Le rôle du scientifique qu'il incarne devient alors le maigre espoir auquel se raccrochent Catherine Durand (Léa Drucker) et son équipe dans cette saison, afin de mettre un terme au massacre de l'humanité.
"La véritable menace ne vient pas des aliens, elle vient de l'humanité. C'est une des choses que la série dit plutôt clairement (...) Pourquoi trainons-nous encore des pieds aujourd'hui face au changement climatique ?" s'emporte-t-il. "Combien de temps nous reste-t-il si nous n'agissons pas ? C'est là où la série est très pertinente : nous devons avoir peur de ça, pas des monstres dans les films."
Dans cette perspective, l'acteur se montre très critique envers les films de super-héros. "Leur sous-texte, c'est qu'un seul individu peut sauver le monde. C'est délirant. La seule façon dont le monde peut être sauvé réside dans l'action collective."
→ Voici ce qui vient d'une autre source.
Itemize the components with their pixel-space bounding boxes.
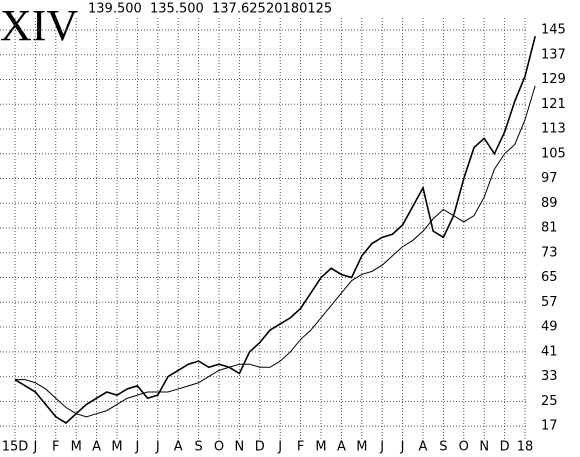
y-tick-label: 89 xyxy=(541,196,558,211)
header-value: 139.500 xyxy=(88,2,142,17)
x-tick-label: 18 xyxy=(517,440,534,455)
y-tick-label: 65 xyxy=(541,270,558,285)
x-tick-label: S xyxy=(194,440,202,455)
x-tick-label: O xyxy=(459,440,469,455)
x-tick-label: J xyxy=(134,440,139,455)
x-tick-label: A xyxy=(92,440,101,455)
x-tick-label: N xyxy=(479,440,489,455)
x-tick-label: J xyxy=(32,440,37,455)
y-tick-label: 81 xyxy=(541,221,558,236)
x-tick-label: J xyxy=(155,440,160,455)
x-tick-label: J xyxy=(277,440,282,455)
header-value: 20180125 xyxy=(266,2,332,17)
x-tick-label: A xyxy=(337,440,346,455)
x-tick-label: M xyxy=(315,440,326,455)
y-tick-label: 41 xyxy=(541,344,558,359)
x-tick-label: A xyxy=(174,440,183,455)
x-tick-label: 15D xyxy=(2,440,29,455)
y-tick-label: 49 xyxy=(541,320,558,335)
y-tick-label: 105 xyxy=(541,146,566,161)
x-tick-label: M xyxy=(111,440,122,455)
y-tick-label: 129 xyxy=(541,72,566,87)
x-tick-label: N xyxy=(235,440,245,455)
y-tick-label: 137 xyxy=(541,47,566,62)
header-value: 135.500 xyxy=(150,2,204,17)
y-tick-label: 57 xyxy=(541,295,558,310)
x-tick-label: S xyxy=(439,440,447,455)
x-tick-label: A xyxy=(419,440,428,455)
x-tick-label: J xyxy=(379,440,384,455)
y-tick-label: 145 xyxy=(541,23,566,38)
x-tick-label: M xyxy=(356,440,367,455)
chart-title: XIV xyxy=(0,1,78,50)
y-tick-label: 121 xyxy=(541,97,566,112)
x-tick-label: D xyxy=(255,440,265,455)
x-tick-label: M xyxy=(71,440,82,455)
y-tick-label: 113 xyxy=(541,122,566,137)
y-tick-label: 73 xyxy=(541,245,558,260)
price-line xyxy=(14,36,536,424)
x-tick-label: J xyxy=(400,440,405,455)
y-tick-label: 25 xyxy=(541,394,558,409)
header-value: 137.625 xyxy=(212,2,266,17)
x-tick-label: F xyxy=(52,440,59,455)
y-tick-label: 33 xyxy=(541,369,558,384)
x-tick-label: O xyxy=(214,440,224,455)
y-tick-label: 97 xyxy=(541,171,558,186)
y-tick-label: 17 xyxy=(541,419,558,434)
x-tick-label: F xyxy=(297,440,304,455)
moving-average-line xyxy=(15,85,536,418)
x-tick-label: D xyxy=(500,440,510,455)
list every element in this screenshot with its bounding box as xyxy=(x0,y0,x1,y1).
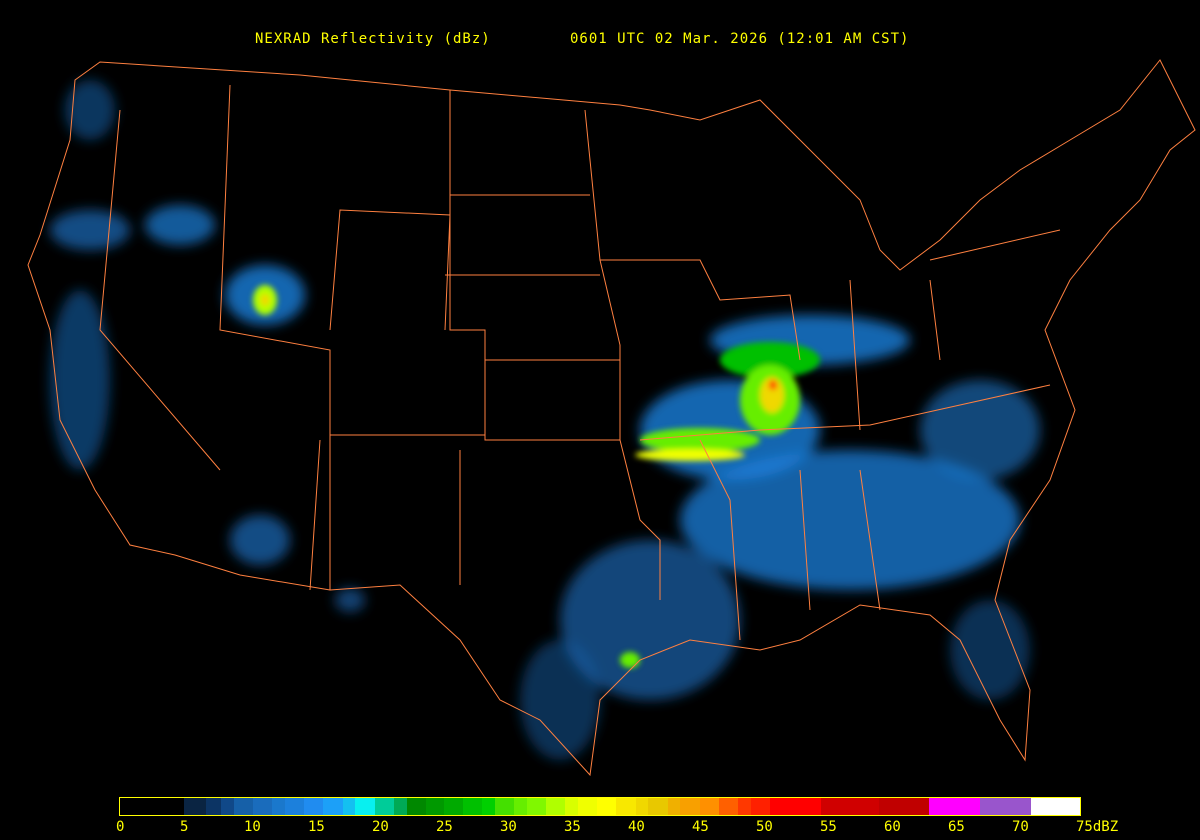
color-scale-segment xyxy=(578,798,598,815)
color-scale-segment xyxy=(221,798,234,815)
color-scale-tick-label: 70 xyxy=(1012,819,1029,835)
color-scale-segment xyxy=(526,798,547,815)
color-scale-segment xyxy=(928,798,980,815)
color-scale-segment xyxy=(443,798,463,815)
color-scale-segment xyxy=(718,798,738,815)
color-scale-tick-label: 0 xyxy=(116,819,125,835)
color-scale-segment xyxy=(821,798,879,815)
color-scale-segment xyxy=(878,798,929,815)
color-scale-tick-label: 35 xyxy=(564,819,581,835)
color-scale-tick-label: 75dBZ xyxy=(1076,819,1119,835)
color-scale-segment xyxy=(750,798,770,815)
color-scale-tick-label: 10 xyxy=(244,819,261,835)
color-scale-segment xyxy=(635,798,649,815)
boundaries xyxy=(27,59,1196,777)
color-scale-tick-label: 20 xyxy=(372,819,389,835)
state-lines xyxy=(99,84,1061,641)
radar-map xyxy=(27,59,1196,777)
color-scale-segment xyxy=(323,798,343,815)
color-scale-segment xyxy=(120,798,184,815)
color-scale-segment xyxy=(374,798,394,815)
color-scale-segment xyxy=(565,798,579,815)
storm-core xyxy=(253,285,820,668)
timestamp: 0601 UTC 02 Mar. 2026 (12:01 AM CST) xyxy=(570,31,910,47)
us-outline xyxy=(27,59,1196,777)
color-scale-segment xyxy=(205,798,222,815)
color-scale-tick-label: 60 xyxy=(884,819,901,835)
color-scale-segment xyxy=(272,798,286,815)
color-scale-segment xyxy=(546,798,566,815)
color-scale-segment xyxy=(184,798,206,815)
color-scale-tick-label: 40 xyxy=(628,819,645,835)
color-scale-segment xyxy=(1030,798,1080,815)
product-title: NEXRAD Reflectivity (dBz) xyxy=(255,31,491,47)
color-scale-segment xyxy=(233,798,254,815)
color-scale-segment xyxy=(342,798,356,815)
color-scale-segment xyxy=(699,798,719,815)
color-scale-segment xyxy=(514,798,527,815)
color-scale-segment xyxy=(494,798,515,815)
color-scale-segment xyxy=(667,798,681,815)
color-scale-segment xyxy=(769,798,822,815)
color-scale-segment xyxy=(979,798,1031,815)
color-scale-segment xyxy=(597,798,617,815)
color-scale-segment xyxy=(355,798,375,815)
color-scale-tick-label: 45 xyxy=(692,819,709,835)
color-scale-segment xyxy=(425,798,444,815)
color-scale-segment xyxy=(616,798,636,815)
color-scale-bar xyxy=(119,797,1081,816)
color-scale-tick-label: 65 xyxy=(948,819,965,835)
color-scale-segment xyxy=(406,798,426,815)
color-scale-segment xyxy=(253,798,273,815)
color-scale-tick-label: 55 xyxy=(820,819,837,835)
color-scale-tick-label: 30 xyxy=(500,819,517,835)
color-scale-segment xyxy=(285,798,305,815)
color-scale-segment xyxy=(680,798,700,815)
color-scale-segment xyxy=(737,798,751,815)
color-scale-segment xyxy=(462,798,483,815)
color-scale-tick-label: 15 xyxy=(308,819,325,835)
color-scale-segment xyxy=(648,798,668,815)
color-scale-tick-label: 50 xyxy=(756,819,773,835)
color-scale-segment xyxy=(304,798,324,815)
color-scale-tick-label: 5 xyxy=(180,819,189,835)
color-scale-segment xyxy=(393,798,407,815)
color-scale-tick-label: 25 xyxy=(436,819,453,835)
color-scale-segment xyxy=(482,798,495,815)
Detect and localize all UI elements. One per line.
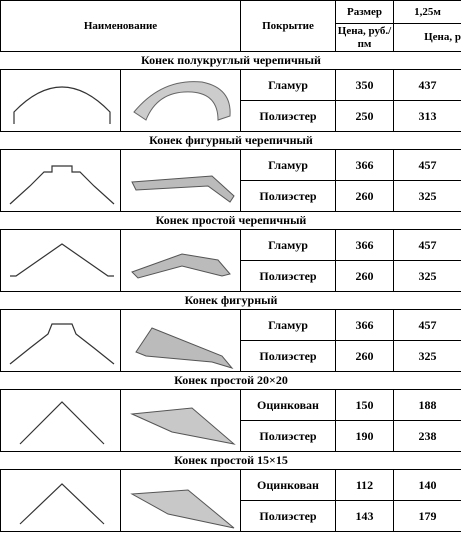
price-2: 457 [393, 309, 461, 341]
profile-drawing [9, 164, 114, 204]
coating: Полиэстер [240, 100, 336, 132]
drawing-cell [0, 469, 121, 532]
price-2: 457 [393, 149, 461, 181]
section-title: Конек простой 15×15 [0, 451, 461, 470]
data-row: Гламур 366 457 [0, 149, 461, 212]
price: 260 [335, 260, 394, 292]
coating: Гламур [240, 69, 336, 101]
coating: Полиэстер [240, 340, 336, 372]
data-row: Гламур 366 457 [0, 229, 461, 292]
price: 366 [335, 229, 394, 261]
price-2: 313 [393, 100, 461, 132]
data-row: Гламур 366 457 [0, 309, 461, 372]
ridge-image [130, 174, 235, 203]
header-price-2: Цена, р [393, 23, 461, 52]
coating: Гламур [240, 149, 336, 181]
header-coating: Покрытие [240, 0, 336, 52]
price: 190 [335, 420, 394, 452]
price-2: 325 [393, 260, 461, 292]
price-2: 179 [393, 500, 461, 532]
section-title: Конек полукруглый черепичный [0, 51, 461, 70]
ridge-image [129, 488, 234, 528]
ridge-image [130, 252, 231, 279]
photo-cell [120, 309, 241, 372]
header-price: Цена, руб./пм [335, 23, 394, 52]
coating: Полиэстер [240, 500, 336, 532]
ridge-image [134, 326, 233, 369]
coating: Оцинкован [240, 469, 336, 501]
data-row: Полиэстер 260 325 [1, 180, 461, 212]
header-name: Наименование [0, 0, 241, 52]
price: 150 [335, 389, 394, 421]
section-row: Конек фигурный черепичный [0, 131, 461, 150]
price: 260 [335, 180, 394, 212]
data-row: Оцинкован 112 140 [0, 469, 461, 532]
section-row: Конек простой черепичный [0, 211, 461, 230]
ridge-image [129, 406, 236, 445]
photo-cell [120, 69, 241, 132]
price: 366 [335, 309, 394, 341]
header-size: Размер [335, 0, 394, 24]
data-row: Полиэстер 190 238 [1, 420, 461, 452]
section-title: Конек простой черепичный [0, 211, 461, 230]
photo-cell [120, 149, 241, 212]
drawing-cell [0, 389, 121, 452]
data-row: Полиэстер 260 325 [1, 340, 461, 372]
data-row: Оцинкован 150 188 [0, 389, 461, 452]
section-title: Конек фигурный [0, 291, 461, 310]
profile-drawing [19, 400, 104, 444]
section-row: Конек простой 15×15 [0, 451, 461, 470]
price-2: 325 [393, 340, 461, 372]
coating: Полиэстер [240, 260, 336, 292]
section-title: Конек простой 20×20 [0, 371, 461, 390]
header-length: 1,25м [393, 0, 461, 24]
coating: Оцинкован [240, 389, 336, 421]
coating: Полиэстер [240, 180, 336, 212]
price-2: 238 [393, 420, 461, 452]
drawing-cell [0, 229, 121, 292]
ridge-image [132, 80, 231, 121]
price-2: 437 [393, 69, 461, 101]
data-row: Полиэстер 143 179 [1, 500, 461, 532]
section-row: Конек простой 20×20 [0, 371, 461, 390]
section-title: Конек фигурный черепичный [0, 131, 461, 150]
price: 250 [335, 100, 394, 132]
coating: Гламур [240, 309, 336, 341]
coating: Гламур [240, 229, 336, 261]
profile-drawing [9, 242, 114, 277]
price: 260 [335, 340, 394, 372]
price-2: 188 [393, 389, 461, 421]
photo-cell [120, 389, 241, 452]
price-2: 140 [393, 469, 461, 501]
price-table: Наименование Покрытие Размер 1,25м Цена,… [0, 0, 461, 532]
section-row: Конек фигурный [0, 291, 461, 310]
data-row: Гламур 350 437 [0, 69, 461, 132]
price: 143 [335, 500, 394, 532]
profile-drawing [12, 85, 111, 124]
price-2: 325 [393, 180, 461, 212]
price: 350 [335, 69, 394, 101]
profile-drawing [19, 482, 104, 524]
data-row: Полиэстер 260 325 [1, 260, 461, 292]
price: 112 [335, 469, 394, 501]
drawing-cell [0, 309, 121, 372]
photo-cell [120, 469, 241, 532]
drawing-cell [0, 69, 121, 132]
drawing-cell [0, 149, 121, 212]
section-row: Конек полукруглый черепичный [0, 51, 461, 70]
photo-cell [120, 229, 241, 292]
price: 366 [335, 149, 394, 181]
price-2: 457 [393, 229, 461, 261]
coating: Полиэстер [240, 420, 336, 452]
profile-drawing [9, 322, 114, 364]
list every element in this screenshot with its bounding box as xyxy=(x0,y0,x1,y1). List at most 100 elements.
Pour Gabriel Byrne, la fiction permet de placer nos peurs à un endroit précis et de les résoudre de manière symbolique. Mais la véritable question est de savoir si nous sommes capables de résoudre concrètement les problèmes auxquels nous faisons face aujourd'hui.
"Souvent, nous avons du mal à identifier qui est le véritable ennemi. Nous sommes distraits des véritables problèmes : est-ce que les cheveux de Donald Trump sont faux, quelle sera la couleur du bébé du prince Harry... Des discours vides de sens qui ne résolvent rien."
Très sombre, et n'épargnant pas le spectateur, cette nouvelle saison de la série nous place face à notre propre responsabilité en tant qu'individu : sommes-nous capables de faire les bons choix face en temps de crise ?
"Il n'y a rien de ce qui se passe aujourd'hui qui ne soit pas déjà arrivé par le passé", poursuit l'acteur. "Toutes les sociétés sont fragiles : l'Empire romain, la Grèce antique, les Phéniciens... Elles se sont toutes effrondées. L'humanité a survécu. Mais l'histoire se répète, et ce n'est pas un hasard si on ne nous l'enseigne pas correctement. Parce que si on peut oublier le passé, on ne se préoccupe pas du présent."
"La chose seule qu'on ne peut pas prédire, c'est le futur", conclut-il. "Le seul moyen de l'appréhender, c'est à travers la science-fiction. C'est ce qui rend ce genre si passionnant."
La Guerre des Mondes saison 2, chaque lundi à 21h05 sur Canal+.